You know you’re getting scammed when it takes 36 pages to explain why common sense should be tossed out the window.

Yes, despite the laws at the time of the adoption of the Oregon Constitution, despite Oregon’s unbroken string of laws seeking to regulate lewd conduct, despite the fact that virtually every other state in the nation has interpreted its constitution to regulate such conduct, and in spite of a specific statutory prohibition of the exact conduct described above having been adopted by the Oregon legislature—the policy making branch of government—the Supreme Court of Oregon knows better. They have elevated a teenage boy’s naughtiest fantasies to a constitutional right.

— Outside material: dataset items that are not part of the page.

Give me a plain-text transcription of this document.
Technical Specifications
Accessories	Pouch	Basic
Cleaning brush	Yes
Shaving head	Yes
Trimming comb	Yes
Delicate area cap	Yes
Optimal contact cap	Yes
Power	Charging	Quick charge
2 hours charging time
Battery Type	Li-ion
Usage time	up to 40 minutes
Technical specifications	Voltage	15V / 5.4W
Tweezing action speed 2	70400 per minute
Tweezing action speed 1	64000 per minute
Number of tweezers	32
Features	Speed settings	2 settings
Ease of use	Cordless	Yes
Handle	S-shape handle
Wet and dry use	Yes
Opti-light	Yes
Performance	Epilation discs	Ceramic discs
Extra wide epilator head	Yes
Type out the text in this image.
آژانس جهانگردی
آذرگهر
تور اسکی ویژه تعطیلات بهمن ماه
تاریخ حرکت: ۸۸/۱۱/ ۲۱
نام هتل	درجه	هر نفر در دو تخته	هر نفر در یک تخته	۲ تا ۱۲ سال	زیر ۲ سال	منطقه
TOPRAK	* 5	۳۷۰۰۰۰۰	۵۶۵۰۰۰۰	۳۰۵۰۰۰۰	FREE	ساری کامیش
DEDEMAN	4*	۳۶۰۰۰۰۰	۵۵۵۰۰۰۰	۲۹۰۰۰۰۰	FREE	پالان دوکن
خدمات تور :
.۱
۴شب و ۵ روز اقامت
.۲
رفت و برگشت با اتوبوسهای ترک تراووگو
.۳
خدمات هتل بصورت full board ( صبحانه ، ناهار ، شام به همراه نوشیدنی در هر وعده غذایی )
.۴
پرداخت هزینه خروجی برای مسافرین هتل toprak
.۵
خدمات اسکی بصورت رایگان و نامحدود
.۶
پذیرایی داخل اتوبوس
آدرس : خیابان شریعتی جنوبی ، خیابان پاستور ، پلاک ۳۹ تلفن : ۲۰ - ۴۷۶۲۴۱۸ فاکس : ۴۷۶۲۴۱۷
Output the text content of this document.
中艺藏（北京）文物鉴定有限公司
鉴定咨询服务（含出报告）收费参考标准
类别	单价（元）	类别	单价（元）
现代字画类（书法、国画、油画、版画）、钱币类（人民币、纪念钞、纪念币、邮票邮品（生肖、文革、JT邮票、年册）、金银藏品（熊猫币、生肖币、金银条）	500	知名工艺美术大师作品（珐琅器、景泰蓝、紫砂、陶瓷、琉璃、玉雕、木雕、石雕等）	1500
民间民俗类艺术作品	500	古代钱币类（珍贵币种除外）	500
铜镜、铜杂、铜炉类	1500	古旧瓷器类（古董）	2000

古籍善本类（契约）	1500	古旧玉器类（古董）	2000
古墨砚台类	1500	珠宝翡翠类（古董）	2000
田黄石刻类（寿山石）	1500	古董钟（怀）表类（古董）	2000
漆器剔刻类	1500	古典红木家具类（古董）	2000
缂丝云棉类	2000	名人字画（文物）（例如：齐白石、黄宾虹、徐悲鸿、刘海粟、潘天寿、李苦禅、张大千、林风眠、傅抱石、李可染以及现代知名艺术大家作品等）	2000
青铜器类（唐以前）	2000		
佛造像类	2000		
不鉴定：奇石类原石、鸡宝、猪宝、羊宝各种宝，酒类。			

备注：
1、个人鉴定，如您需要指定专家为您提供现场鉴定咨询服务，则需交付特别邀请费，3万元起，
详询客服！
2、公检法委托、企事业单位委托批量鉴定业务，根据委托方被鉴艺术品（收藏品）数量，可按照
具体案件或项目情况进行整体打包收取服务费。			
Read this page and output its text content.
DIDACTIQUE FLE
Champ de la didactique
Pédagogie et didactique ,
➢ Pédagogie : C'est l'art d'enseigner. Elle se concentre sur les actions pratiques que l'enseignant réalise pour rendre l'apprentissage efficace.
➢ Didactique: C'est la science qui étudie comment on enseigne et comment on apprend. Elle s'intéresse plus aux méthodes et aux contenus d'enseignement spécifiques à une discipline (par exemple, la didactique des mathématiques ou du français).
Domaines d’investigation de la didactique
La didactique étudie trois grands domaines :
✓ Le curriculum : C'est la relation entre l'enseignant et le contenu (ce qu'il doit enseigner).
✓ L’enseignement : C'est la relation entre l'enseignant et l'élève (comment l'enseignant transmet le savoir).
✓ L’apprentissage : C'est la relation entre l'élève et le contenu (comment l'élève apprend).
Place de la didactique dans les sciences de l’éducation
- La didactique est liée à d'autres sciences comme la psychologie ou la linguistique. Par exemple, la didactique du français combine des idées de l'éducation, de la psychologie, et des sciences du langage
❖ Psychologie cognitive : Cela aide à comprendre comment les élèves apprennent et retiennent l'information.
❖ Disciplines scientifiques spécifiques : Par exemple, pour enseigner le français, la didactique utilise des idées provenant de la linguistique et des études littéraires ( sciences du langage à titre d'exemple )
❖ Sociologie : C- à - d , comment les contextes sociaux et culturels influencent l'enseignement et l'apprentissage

In yet another twist of jurisprudence, the court determined that while you have a constitutional right to engage in this conduct, whether for free or for profit, if someone pays you to engage in that conduct, that person is guilty of promoting prostitution. How in the world can you be guilty of prostitution if you are paying someone to exercise their constitutional right to free speech? To this Supreme Court, profit is apparently a greater sin than live sex acts at a strip club.

But let’s get serious. There is no constitutional right to engage in live sex acts in a strip club in Oregon. The Court just made it up, and then they have to twist the facts and the history of the law to make it seem right.

They should have listened to their mothers when they were told that if they keep doing that they will go blind.